Locus, that nice magazine that just gave me a big shiny award, also does other cool things. Who knew? Like, they have a series called Roundtables, in which they ask a bunch of writers, reviewers, and other literary folk to chat about a particular work or topic. And — starting before the award, actually — they decided to talk about me.

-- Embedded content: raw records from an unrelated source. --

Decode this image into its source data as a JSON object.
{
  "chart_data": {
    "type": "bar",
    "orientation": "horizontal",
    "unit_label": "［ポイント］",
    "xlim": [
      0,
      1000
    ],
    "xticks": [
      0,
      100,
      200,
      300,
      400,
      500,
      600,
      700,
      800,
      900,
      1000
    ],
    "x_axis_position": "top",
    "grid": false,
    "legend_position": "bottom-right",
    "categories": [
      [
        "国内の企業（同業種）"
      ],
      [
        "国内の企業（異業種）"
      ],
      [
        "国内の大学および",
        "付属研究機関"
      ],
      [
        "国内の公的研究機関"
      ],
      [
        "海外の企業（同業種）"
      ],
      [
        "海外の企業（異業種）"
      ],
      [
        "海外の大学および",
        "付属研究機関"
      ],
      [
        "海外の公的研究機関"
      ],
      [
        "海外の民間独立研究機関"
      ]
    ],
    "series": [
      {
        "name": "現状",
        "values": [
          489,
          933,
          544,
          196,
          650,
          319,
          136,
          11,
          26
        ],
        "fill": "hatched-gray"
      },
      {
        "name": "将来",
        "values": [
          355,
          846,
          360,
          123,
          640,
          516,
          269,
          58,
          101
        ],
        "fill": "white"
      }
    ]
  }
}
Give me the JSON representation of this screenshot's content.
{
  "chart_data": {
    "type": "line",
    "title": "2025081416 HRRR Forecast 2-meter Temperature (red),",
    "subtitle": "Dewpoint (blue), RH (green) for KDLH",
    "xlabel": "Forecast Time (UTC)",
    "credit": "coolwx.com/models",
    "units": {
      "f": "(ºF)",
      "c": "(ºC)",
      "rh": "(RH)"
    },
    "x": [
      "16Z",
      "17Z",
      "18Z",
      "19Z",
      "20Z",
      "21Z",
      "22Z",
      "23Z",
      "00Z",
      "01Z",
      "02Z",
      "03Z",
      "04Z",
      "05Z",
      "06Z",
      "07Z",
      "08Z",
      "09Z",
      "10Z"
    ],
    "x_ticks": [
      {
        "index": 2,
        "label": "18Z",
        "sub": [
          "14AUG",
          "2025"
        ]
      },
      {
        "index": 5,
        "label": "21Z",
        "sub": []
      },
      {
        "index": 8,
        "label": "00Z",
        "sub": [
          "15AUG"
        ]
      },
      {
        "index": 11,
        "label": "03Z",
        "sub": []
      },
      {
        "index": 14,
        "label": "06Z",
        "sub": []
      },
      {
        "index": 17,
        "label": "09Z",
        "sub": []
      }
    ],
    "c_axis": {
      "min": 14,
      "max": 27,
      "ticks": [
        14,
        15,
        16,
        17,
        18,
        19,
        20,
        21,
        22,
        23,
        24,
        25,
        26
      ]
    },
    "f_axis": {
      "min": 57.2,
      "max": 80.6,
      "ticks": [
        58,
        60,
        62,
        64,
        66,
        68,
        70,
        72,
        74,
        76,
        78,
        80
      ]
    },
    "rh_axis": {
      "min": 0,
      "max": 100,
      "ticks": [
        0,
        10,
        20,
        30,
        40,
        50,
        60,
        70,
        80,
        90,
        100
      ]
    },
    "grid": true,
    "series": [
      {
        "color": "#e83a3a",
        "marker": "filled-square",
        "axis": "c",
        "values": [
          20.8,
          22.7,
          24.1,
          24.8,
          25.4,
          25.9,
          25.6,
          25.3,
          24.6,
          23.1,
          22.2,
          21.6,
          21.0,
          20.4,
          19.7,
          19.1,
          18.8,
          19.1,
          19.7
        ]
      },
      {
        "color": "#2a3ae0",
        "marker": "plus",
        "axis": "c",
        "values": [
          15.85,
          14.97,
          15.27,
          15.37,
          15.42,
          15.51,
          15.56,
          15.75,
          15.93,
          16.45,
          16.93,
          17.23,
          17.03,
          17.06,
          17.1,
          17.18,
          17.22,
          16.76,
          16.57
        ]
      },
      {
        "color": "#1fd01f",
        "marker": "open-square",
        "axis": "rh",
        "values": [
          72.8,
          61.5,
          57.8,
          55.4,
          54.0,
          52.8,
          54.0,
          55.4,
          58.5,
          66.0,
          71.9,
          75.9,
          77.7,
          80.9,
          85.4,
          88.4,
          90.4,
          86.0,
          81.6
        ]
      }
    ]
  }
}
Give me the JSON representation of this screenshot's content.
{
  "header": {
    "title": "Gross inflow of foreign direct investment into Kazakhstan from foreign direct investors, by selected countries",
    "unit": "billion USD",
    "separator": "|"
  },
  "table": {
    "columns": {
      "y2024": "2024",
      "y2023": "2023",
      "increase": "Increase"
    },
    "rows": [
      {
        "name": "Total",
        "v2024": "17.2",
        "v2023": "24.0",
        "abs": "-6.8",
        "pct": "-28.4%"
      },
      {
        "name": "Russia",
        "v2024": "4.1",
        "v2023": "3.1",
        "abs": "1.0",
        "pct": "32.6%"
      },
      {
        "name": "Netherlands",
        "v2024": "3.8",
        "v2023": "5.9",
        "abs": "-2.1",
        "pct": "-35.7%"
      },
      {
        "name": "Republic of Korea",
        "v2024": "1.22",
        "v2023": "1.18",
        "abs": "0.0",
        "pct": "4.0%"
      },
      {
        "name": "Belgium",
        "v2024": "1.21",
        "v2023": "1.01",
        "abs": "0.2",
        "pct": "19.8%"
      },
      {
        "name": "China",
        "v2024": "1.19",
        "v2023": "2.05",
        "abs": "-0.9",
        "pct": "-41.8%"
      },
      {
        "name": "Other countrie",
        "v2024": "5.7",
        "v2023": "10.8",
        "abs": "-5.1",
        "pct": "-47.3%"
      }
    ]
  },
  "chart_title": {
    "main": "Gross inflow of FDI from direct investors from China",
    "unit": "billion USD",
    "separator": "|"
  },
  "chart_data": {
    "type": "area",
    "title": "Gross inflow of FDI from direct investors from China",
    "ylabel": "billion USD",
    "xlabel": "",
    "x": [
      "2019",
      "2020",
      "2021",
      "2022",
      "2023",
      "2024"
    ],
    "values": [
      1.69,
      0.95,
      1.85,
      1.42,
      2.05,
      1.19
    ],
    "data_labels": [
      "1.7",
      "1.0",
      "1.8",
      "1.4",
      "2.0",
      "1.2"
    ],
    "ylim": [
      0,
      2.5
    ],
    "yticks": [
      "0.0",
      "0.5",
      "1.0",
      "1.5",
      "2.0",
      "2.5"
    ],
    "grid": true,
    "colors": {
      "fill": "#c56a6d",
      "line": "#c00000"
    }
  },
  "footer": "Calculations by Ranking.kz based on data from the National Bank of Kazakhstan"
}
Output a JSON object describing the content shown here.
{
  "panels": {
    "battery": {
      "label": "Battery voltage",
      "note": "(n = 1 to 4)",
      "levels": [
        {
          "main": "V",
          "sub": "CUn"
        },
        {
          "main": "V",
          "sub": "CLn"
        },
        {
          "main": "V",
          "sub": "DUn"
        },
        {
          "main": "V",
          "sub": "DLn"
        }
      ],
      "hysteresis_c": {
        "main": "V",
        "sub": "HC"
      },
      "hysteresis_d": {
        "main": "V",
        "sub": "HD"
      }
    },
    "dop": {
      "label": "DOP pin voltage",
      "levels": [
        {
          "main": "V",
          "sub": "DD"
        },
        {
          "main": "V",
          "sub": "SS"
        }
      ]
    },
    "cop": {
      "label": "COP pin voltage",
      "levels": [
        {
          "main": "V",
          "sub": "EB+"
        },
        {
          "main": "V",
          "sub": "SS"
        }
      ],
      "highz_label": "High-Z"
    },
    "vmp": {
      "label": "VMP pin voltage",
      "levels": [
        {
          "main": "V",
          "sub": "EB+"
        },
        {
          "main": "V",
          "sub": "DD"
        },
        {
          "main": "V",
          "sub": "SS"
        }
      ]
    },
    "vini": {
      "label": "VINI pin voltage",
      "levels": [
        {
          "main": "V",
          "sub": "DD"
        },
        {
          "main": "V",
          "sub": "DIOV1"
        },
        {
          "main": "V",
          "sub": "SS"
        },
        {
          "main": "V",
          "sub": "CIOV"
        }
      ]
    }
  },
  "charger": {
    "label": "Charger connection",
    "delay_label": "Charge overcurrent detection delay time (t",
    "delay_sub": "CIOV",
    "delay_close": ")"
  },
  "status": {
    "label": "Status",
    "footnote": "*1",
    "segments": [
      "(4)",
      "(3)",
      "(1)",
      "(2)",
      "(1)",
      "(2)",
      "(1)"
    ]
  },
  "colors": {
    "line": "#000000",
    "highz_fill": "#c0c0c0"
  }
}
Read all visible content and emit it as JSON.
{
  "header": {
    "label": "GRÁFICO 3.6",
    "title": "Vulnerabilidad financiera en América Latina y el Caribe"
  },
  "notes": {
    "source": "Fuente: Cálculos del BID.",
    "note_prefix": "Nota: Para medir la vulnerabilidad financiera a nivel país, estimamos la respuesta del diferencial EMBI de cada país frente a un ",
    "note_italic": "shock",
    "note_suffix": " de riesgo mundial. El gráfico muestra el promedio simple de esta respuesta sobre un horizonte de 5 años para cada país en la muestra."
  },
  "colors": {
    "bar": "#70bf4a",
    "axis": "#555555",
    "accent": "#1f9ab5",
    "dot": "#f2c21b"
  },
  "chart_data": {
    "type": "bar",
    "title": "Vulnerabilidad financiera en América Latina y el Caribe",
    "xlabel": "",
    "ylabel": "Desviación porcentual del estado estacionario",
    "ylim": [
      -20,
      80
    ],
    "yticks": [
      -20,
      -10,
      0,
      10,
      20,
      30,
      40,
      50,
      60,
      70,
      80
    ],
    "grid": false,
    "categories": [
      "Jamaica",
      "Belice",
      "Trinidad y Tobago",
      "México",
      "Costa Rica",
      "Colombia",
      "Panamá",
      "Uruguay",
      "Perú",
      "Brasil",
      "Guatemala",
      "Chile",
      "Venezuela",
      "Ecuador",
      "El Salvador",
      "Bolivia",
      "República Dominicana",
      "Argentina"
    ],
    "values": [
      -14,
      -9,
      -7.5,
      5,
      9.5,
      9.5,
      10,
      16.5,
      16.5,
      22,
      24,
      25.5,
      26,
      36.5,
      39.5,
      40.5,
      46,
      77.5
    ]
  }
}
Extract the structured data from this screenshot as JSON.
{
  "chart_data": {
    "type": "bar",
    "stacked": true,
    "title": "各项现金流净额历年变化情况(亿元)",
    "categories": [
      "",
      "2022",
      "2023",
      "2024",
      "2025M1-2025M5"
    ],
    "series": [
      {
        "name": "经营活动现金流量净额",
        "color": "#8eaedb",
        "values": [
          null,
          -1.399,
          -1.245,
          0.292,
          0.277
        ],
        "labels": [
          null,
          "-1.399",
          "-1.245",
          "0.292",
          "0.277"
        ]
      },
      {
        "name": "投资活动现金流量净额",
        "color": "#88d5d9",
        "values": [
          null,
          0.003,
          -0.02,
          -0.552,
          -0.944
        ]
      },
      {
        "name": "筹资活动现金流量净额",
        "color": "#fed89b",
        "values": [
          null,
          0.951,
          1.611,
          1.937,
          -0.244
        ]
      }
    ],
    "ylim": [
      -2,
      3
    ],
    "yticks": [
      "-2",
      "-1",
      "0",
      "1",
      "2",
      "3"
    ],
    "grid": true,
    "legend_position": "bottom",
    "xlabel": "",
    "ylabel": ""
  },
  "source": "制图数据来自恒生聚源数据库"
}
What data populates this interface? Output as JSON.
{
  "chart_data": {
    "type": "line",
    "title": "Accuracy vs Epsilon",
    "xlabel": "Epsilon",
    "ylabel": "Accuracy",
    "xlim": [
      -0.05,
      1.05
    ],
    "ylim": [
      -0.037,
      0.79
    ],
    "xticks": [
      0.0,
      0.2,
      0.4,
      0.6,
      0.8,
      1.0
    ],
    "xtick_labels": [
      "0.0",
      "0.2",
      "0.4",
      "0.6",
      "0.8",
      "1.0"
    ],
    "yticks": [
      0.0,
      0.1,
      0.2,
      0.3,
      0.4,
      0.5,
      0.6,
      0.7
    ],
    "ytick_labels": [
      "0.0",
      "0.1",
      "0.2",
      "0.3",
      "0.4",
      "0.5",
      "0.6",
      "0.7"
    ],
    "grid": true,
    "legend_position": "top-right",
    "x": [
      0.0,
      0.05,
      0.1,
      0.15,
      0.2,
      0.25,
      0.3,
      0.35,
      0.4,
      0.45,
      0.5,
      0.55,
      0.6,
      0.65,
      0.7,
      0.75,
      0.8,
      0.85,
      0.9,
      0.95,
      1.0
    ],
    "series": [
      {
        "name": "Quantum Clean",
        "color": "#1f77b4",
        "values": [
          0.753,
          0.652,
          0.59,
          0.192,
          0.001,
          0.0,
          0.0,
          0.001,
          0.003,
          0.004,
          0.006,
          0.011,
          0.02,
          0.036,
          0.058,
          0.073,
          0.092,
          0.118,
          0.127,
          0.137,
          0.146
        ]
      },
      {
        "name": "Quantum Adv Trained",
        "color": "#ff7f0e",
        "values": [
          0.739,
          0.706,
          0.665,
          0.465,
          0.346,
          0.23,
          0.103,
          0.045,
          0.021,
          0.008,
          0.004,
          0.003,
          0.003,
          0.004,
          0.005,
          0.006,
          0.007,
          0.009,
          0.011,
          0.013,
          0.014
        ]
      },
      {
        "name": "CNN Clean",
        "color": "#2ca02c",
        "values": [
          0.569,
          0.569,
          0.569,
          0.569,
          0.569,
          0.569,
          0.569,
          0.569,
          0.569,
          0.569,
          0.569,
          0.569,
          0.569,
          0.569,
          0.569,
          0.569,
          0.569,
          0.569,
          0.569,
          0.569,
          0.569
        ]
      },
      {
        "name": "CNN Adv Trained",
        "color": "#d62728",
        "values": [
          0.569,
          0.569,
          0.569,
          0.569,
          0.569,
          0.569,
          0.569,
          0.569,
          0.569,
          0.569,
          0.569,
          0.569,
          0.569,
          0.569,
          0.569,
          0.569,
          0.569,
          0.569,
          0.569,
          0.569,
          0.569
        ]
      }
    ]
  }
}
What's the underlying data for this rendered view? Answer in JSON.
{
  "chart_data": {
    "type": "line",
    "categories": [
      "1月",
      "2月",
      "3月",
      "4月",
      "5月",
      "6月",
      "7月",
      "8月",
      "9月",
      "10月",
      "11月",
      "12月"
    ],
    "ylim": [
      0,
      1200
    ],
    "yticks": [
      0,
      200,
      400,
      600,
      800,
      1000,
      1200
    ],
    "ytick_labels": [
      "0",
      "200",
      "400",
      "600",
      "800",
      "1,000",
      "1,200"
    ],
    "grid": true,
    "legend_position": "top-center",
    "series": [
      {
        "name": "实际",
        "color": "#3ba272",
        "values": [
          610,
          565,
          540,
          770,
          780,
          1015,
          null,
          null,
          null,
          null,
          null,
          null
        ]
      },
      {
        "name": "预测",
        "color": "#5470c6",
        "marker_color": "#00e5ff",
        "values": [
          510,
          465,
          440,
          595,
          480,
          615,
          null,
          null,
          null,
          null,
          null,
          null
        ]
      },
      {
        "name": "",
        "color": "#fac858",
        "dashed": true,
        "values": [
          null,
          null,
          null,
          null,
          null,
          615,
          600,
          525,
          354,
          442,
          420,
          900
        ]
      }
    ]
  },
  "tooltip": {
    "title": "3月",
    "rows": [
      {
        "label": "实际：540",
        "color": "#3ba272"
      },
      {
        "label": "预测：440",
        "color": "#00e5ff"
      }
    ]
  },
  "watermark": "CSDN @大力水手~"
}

Disclosure: I’m on the Roundtable list, but I obviously bowed out of this conversation. So a couple of the folks there have met me in real life, one (Rachel Swirsky) knows me quite well, and the rest I only know online — but I do know. Regardless, they didn’t stint at applying a critical eye to my stuff, though they also praised what they liked. They even introduced me to some ideas I hadn’t considered (like a New York fantasy novel… hmm…). It feels kind of like being in a writing group of people who’re critting not just a single book, but everything I’ve ever written.
For. Six. Pages.
::stares at monitor for a moment::
::comes out of catatonia::
…Anyway, go read it. It’s good stuff.
What a cool link. The participants seemed like good, incisive, insightful readers, to me. Did any of them point out anything you hadn’t noticed in your own work?
Ms. Speller’s comment “…there was an extra space in there somewhere that I couldn’t quite account for, perhaps Jemisin watching over her own shoulder as she wrote” was especially interesting to me. I didn’t get that sense myself, though I can’t in any way claim a pro reader’s eye.